Si l’Europe souhaite se donner les moyens politiques d’assumer ses responsabilités internationales au service de la paix et de la justice, elle doit agir résolument dans trois directions :
Approfondir le droit des peuples et construire l’ordre international qui l’organise, tout d’abord. Elle doit, en particulier, contribuer à définir des critères et les conditions selon lesquels des interventions à caractère humanitaire sont justifiées au nom de la protection des droits de l’Homme. L’expérience de ces dernières années montre aussi que, si le recours à la force demeure un ultime ressort, il doit être accompagné, en amont, par des mesures préventives et des sanctions prémilitaires et, en aval, par des plans d’action visant à permettre la mise en place d’un Etat de droit et la formation d’une société civile.
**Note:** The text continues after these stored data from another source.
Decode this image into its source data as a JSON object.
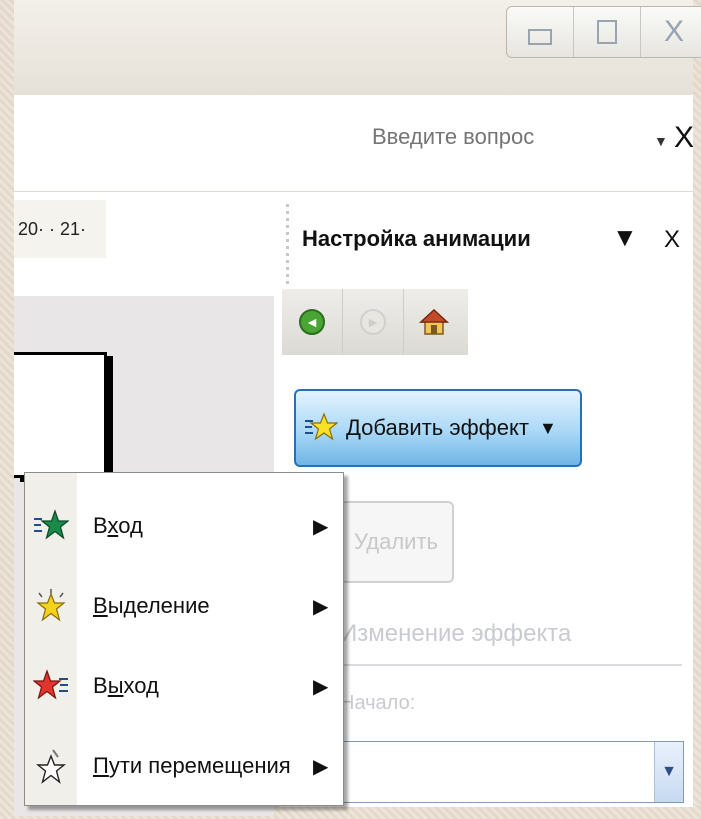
{
  "window": {
    "buttons": [
      {
        "name": "minimize-button"
      },
      {
        "name": "maximize-button"
      },
      {
        "name": "close-button",
        "glyph": "X"
      }
    ]
  },
  "askbar": {
    "placeholder": "Введите вопрос",
    "arrow": "▼",
    "close": "X"
  },
  "ruler": {
    "text": "20· · 21·"
  },
  "task_pane": {
    "title": "Настройка анимации",
    "menu_arrow": "▼",
    "close": "X",
    "nav": {
      "back": "◄",
      "forward": "►",
      "home_icon": "house-icon"
    },
    "add_effect": {
      "label": "Добавить эффект",
      "arrow": "▼"
    },
    "delete": {
      "label": "Удалить"
    },
    "section_title": "Изменение эффекта",
    "start_label": "Начало:",
    "start_value": ""
  },
  "context_menu": {
    "items": [
      {
        "label_prefix": "В",
        "label_accel": "х",
        "label_rest": "од",
        "icon": "entrance-star-icon",
        "color": "#1a8a4a",
        "arrow": "▶"
      },
      {
        "label_prefix": "",
        "label_accel": "В",
        "label_rest": "ыделение",
        "icon": "emphasis-star-icon",
        "color": "#f2d21c",
        "arrow": "▶"
      },
      {
        "label_prefix": "В",
        "label_accel": "ы",
        "label_rest": "ход",
        "icon": "exit-star-icon",
        "color": "#e0342e",
        "arrow": "▶"
      },
      {
        "label_prefix": "",
        "label_accel": "П",
        "label_rest": "ути перемещения",
        "icon": "motion-path-star-icon",
        "color": "#ffffff",
        "arrow": "▶"
      }
    ]
  },
  "colors": {
    "accent_blue": "#2a6fb4",
    "button_gradient_light": "#e3f3ff",
    "button_gradient_dark": "#6fb5e6",
    "disabled_text": "#c9cbd0"
  }
}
Ainsi le pacte de stabilité dans les Balkans doit être conçu dans la perspective d’une future adhésion des pays de l’Europe du Sud-Est à l’Union européenne ; c’est une des meilleures garanties d’une paix durable de notre continent et un test de la capacité de l’Union à œuvrer effectivement en faveur de la paix.
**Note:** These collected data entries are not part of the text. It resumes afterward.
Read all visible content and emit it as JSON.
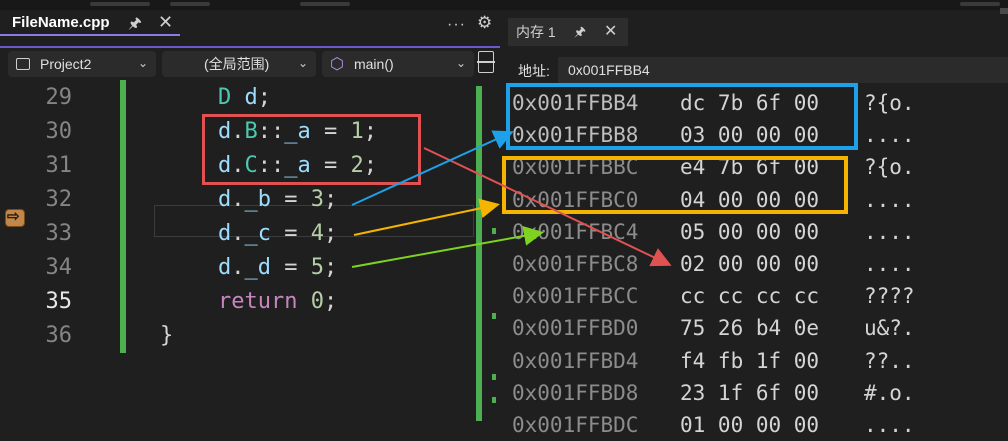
{
  "editor": {
    "tab_title": "FileName.cpp",
    "project": "Project2",
    "scope": "(全局范围)",
    "function": "main()",
    "lines": [
      {
        "num": "29",
        "tokens": [
          {
            "t": "D ",
            "c": "k-type"
          },
          {
            "t": "d",
            "c": "k-var"
          },
          {
            "t": ";",
            "c": ""
          }
        ]
      },
      {
        "num": "30",
        "tokens": [
          {
            "t": "d",
            "c": "k-var"
          },
          {
            "t": ".",
            "c": ""
          },
          {
            "t": "B",
            "c": "k-type"
          },
          {
            "t": "::",
            "c": ""
          },
          {
            "t": "_a",
            "c": "k-var"
          },
          {
            "t": " = ",
            "c": ""
          },
          {
            "t": "1",
            "c": "k-num"
          },
          {
            "t": ";",
            "c": ""
          }
        ]
      },
      {
        "num": "31",
        "tokens": [
          {
            "t": "d",
            "c": "k-var"
          },
          {
            "t": ".",
            "c": ""
          },
          {
            "t": "C",
            "c": "k-type"
          },
          {
            "t": "::",
            "c": ""
          },
          {
            "t": "_a",
            "c": "k-var"
          },
          {
            "t": " = ",
            "c": ""
          },
          {
            "t": "2",
            "c": "k-num"
          },
          {
            "t": ";",
            "c": ""
          }
        ]
      },
      {
        "num": "32",
        "tokens": [
          {
            "t": "d",
            "c": "k-var"
          },
          {
            "t": ".",
            "c": ""
          },
          {
            "t": "_b",
            "c": "k-var"
          },
          {
            "t": " = ",
            "c": ""
          },
          {
            "t": "3",
            "c": "k-num"
          },
          {
            "t": ";",
            "c": ""
          }
        ]
      },
      {
        "num": "33",
        "tokens": [
          {
            "t": "d",
            "c": "k-var"
          },
          {
            "t": ".",
            "c": ""
          },
          {
            "t": "_c",
            "c": "k-var"
          },
          {
            "t": " = ",
            "c": ""
          },
          {
            "t": "4",
            "c": "k-num"
          },
          {
            "t": ";",
            "c": ""
          }
        ]
      },
      {
        "num": "34",
        "tokens": [
          {
            "t": "d",
            "c": "k-var"
          },
          {
            "t": ".",
            "c": ""
          },
          {
            "t": "_d",
            "c": "k-var"
          },
          {
            "t": " = ",
            "c": ""
          },
          {
            "t": "5",
            "c": "k-num"
          },
          {
            "t": ";",
            "c": ""
          }
        ]
      },
      {
        "num": "35",
        "tokens": [
          {
            "t": "return",
            "c": "k-kw"
          },
          {
            "t": " ",
            "c": ""
          },
          {
            "t": "0",
            "c": "k-num"
          },
          {
            "t": ";",
            "c": ""
          }
        ]
      },
      {
        "num": "36",
        "tokens": [
          {
            "t": "}",
            "c": ""
          }
        ]
      }
    ]
  },
  "memory": {
    "tab_title": "内存 1",
    "address_label": "地址:",
    "address_value": "0x001FFBB4",
    "rows": [
      {
        "addr": "0x001FFBB4",
        "bytes": "dc 7b 6f 00",
        "ascii": "?{o."
      },
      {
        "addr": "0x001FFBB8",
        "bytes": "03 00 00 00",
        "ascii": "...."
      },
      {
        "addr": "0x001FFBBC",
        "bytes": "e4 7b 6f 00",
        "ascii": "?{o."
      },
      {
        "addr": "0x001FFBC0",
        "bytes": "04 00 00 00",
        "ascii": "...."
      },
      {
        "addr": "0x001FFBC4",
        "bytes": "05 00 00 00",
        "ascii": "...."
      },
      {
        "addr": "0x001FFBC8",
        "bytes": "02 00 00 00",
        "ascii": "...."
      },
      {
        "addr": "0x001FFBCC",
        "bytes": "cc cc cc cc",
        "ascii": "????"
      },
      {
        "addr": "0x001FFBD0",
        "bytes": "75 26 b4 0e",
        "ascii": "u&?."
      },
      {
        "addr": "0x001FFBD4",
        "bytes": "f4 fb 1f 00",
        "ascii": "??.."
      },
      {
        "addr": "0x001FFBD8",
        "bytes": "23 1f 6f 00",
        "ascii": "#.o."
      },
      {
        "addr": "0x001FFBDC",
        "bytes": "01 00 00 00",
        "ascii": "...."
      }
    ]
  },
  "icons": {
    "pin": "pin-icon",
    "close": "close-icon",
    "more": "more-icon",
    "settings": "gear-icon",
    "cube": "cube-icon",
    "project": "project-icon",
    "split": "split-editor-icon",
    "breakpoint": "current-statement-arrow-icon"
  },
  "colors": {
    "annotation_red": "#e05252",
    "annotation_blue": "#1ea1e8",
    "annotation_orange": "#f4b400",
    "annotation_green": "#7ed321",
    "change_bar_green": "#4caf50"
  }
}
Il faudra sans doute une détermination très forte de nos décideurs politiques pour construire ensemble une véritable politique étrangère et de sécurité commune pour l’Union, qui reste aujourd’hui embryonnaire. Peut-être que cela ne sera possible qu’avec une partie des Etats-membres dans un premier temps. L’important est que l’Europe devienne acteur et non spectateur de son propre destin, au service de la sécurité des peuples.
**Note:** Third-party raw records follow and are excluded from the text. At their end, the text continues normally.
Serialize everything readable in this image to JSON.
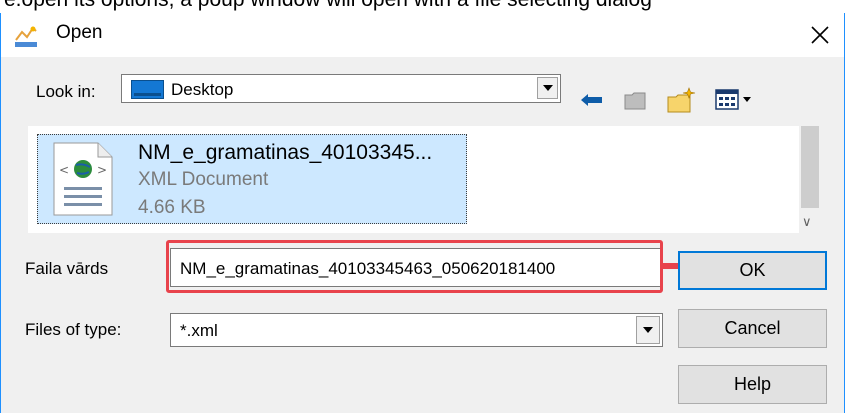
{
  "top_text": "e.open its options, a poup window will open with a file selecting dialog",
  "dialog": {
    "title": "Open",
    "icons": {
      "app": "options-app-icon",
      "close": "close-icon"
    }
  },
  "look_in": {
    "label": "Look in:",
    "value": "Desktop"
  },
  "toolbar": {
    "icons": [
      "back-arrow-icon",
      "up-folder-icon",
      "new-folder-icon",
      "view-menu-icon"
    ]
  },
  "files": [
    {
      "name": "NM_e_gramatinas_40103345...",
      "type": "XML Document",
      "size": "4.66 KB",
      "icon": "xml-document-icon"
    }
  ],
  "filename": {
    "label": "Faila vārds",
    "value": "NM_e_gramatinas_40103345463_050620181400"
  },
  "filetype": {
    "label": "Files of type:",
    "value": "*.xml"
  },
  "buttons": {
    "ok": "OK",
    "cancel": "Cancel",
    "help": "Help"
  },
  "colors": {
    "selection": "#cde8ff",
    "highlight": "#e8434c",
    "accent": "#0078d7"
  }
}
Ne pas renoncer à lutter contre le sous-développement, ensuite. La tentation du repli sur soi est là, comme en témoigne la diminution régulière des flux d’aide à ces pays. Elle s’alimente de l’idée, fausse, qu’une insertion efficace dans les marchés mondiaux libéralisés suffit à résoudre leurs problèmes. La mondialisation est certes une espérance pour le développement mais elle ne peut être l’alibi d’un repli de la solidarité, car tous les pays ne l’abordent pas avec des chances égales, et elle produit aussi des inégalités. L’Union doit donc au minimum maintenir ses efforts actuels tout en cherchant à en améliorer l’efficacité, à travers la capacité d’expression d’une seule voix dans les enceintes multilatérales compétentes, le respect de l’efficacité des structures de coopération bilatérales, entre Etats qui ont grandi jusqu’à aujourd’hui, et plus encore la capacité de développement des organismes non gouvernementaux. L’inscription ferme dans les politiques de coopération menées par l’Union, des moyens qui garantissent que ces aides serviront effectivement à lutter contre la pauvreté, et que les Etats qui en bénéficient progressent vers le respect des droits de l’homme et la démocratie, est aussi importante à cet égard.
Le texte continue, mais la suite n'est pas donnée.